When the voltage is applied to the coil 55 through the coil terminals 40 and 45, the magnetic pole portion 51 that is of one end portion of the iron core 50 attracts one end portion 65 of the moving iron piece 61, and the moving iron piece 61 is turned about the single-side edge portion 62a that is of the turning shaft center of the turning shaft portion 62 against the spring force of the moving contact piece 20a. Therefore, the manipulating projection 67 presses the moving contact piece 20a to turn the moving contact piece 20a, and one end portion 65 of the moving iron piece 61 adsorbs the magnetic pole portion that is of one end portion 51 of the iron core 50 after the moving contact 21 comes into contact with the fixed contact 26.
When the voltage applied to the coil 55 is released to loose the excitation, the manipulating projection 67 is pushed back by the spring force of the moving contact piece 20a, the armature 60 is turned in the reverse direction, and the moving iron piece 61 is returned to the original position while the moving contact 21 is returned to the original position. As illustrated in FIGS. 8B and 9C, an outward surface of each of the turning shaft projections 63 and 64 on the side opposite from the surface facing the iron core 50 is formed into a curved shape. Therefore, the turning operation of each of the turning shaft projections 63 and 64 is not obstructed by the shaft hole 37 or the bearing portion 17.
As illustrated in FiG. 12, a second embodiment differs from the first embodiment in that a positioning projection 38 is projected in order to position the iron core 50 at a position adjacent to the shaft hole 37 in the lower surface of the coupling portion 35 of the spool 31.
In the second embodiment, the assembly is easy to perform, the iron core 50 is correctly positioned relative to the spool 31, and the assembly accuracy is further improved, thereby reducing the variation in operating characteristic.
Particularly, when the case 70 is fitted in the base 10, a compressive force acts on the coupling portion 35 of the spool 31 to deform the coupling portion 35, which relatively displaces the iron core 50 adjacent to the shaft hole 37. Therefore, there is a risk of blocking the turning operation of the moving iron piece 61 in which the turning shaft projection 63 is inserted in the shaft hole 37. However, because the positioning projection 38 is provided to control the position of the iron core 50, the relative displacement of the iron core 50 is eliminated to remove the blocking of the turning operation of the moving iron piece 61.

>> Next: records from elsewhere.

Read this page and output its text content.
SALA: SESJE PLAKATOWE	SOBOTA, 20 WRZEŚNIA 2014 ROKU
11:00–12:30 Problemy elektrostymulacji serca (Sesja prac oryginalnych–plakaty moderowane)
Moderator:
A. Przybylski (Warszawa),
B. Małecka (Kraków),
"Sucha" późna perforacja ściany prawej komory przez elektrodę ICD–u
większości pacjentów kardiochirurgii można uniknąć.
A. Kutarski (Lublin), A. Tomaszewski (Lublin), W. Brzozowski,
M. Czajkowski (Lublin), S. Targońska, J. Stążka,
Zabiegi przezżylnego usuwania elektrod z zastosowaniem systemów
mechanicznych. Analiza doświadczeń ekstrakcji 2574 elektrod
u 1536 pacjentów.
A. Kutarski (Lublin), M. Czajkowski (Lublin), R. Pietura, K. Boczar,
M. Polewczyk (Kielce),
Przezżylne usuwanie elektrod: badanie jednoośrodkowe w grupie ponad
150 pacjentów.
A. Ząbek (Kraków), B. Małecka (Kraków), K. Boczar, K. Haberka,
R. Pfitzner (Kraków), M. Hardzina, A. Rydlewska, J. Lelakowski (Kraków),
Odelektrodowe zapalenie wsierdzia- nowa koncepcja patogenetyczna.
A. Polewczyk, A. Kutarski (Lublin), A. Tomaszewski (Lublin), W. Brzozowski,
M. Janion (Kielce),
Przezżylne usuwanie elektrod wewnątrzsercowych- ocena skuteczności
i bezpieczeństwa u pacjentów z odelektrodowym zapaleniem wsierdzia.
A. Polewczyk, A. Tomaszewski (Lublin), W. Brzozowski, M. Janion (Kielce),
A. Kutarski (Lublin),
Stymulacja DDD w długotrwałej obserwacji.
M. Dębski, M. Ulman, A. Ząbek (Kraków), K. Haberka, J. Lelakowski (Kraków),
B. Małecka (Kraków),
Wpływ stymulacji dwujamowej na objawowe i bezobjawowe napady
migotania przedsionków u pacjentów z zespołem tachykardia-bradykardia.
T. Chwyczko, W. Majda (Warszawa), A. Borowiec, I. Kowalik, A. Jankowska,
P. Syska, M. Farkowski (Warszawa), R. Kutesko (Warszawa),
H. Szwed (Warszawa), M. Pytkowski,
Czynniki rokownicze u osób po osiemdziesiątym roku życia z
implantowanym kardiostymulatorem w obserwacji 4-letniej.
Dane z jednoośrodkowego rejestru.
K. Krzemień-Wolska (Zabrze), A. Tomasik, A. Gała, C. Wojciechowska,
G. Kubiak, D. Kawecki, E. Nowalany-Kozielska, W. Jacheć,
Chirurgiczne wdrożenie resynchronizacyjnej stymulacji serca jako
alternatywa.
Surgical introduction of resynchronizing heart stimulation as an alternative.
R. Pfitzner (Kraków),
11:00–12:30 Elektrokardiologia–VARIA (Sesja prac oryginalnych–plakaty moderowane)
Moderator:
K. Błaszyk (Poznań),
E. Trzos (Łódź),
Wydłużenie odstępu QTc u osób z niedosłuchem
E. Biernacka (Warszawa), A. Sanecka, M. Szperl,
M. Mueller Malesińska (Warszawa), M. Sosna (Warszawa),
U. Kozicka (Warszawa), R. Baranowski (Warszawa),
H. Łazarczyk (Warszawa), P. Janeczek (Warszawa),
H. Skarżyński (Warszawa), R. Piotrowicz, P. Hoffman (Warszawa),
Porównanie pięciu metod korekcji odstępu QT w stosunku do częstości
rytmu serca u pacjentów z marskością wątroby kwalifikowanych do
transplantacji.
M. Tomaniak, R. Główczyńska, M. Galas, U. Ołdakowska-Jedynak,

Obviously the electromagnetic relay of the invention may be applied to not only the electromagnetic relay having the above-described structure but also other electromagnetic relays.

Claims

An electromagnetic relay in which a vertical pair of turning shaft projections (63, 64) provided on an identical shaft center in one end portion of a moving iron piece (61) is turnably supported by a base (10) and a spool (31) of an electromagnet block (30) assembled in the base (10), and a moving contact piece (20a) is driven to open and close a contact by the moving iron piece (61) turning based on excitation or demagnetization of the electromagnet block (30), wherein
a shaft hole (37) in which a turning shaft projection (63) on an upper side in the vertical pair of turning shaft projections (63, 64) of the moving iron piece (61) can be inserted is provided in one end portion of the spool (31), characterized in that a positioning projection (38) that can position an iron core (50) of the electromagnetic block (30) in the spool (31), is projected, in a lower surface of the one end portion of the spool (31), in a position adjacent to the shaft hole (37) that can turnably support the moving iron piece (61) in the one end portion of the spool (31) in which the iron core (50) is assembled.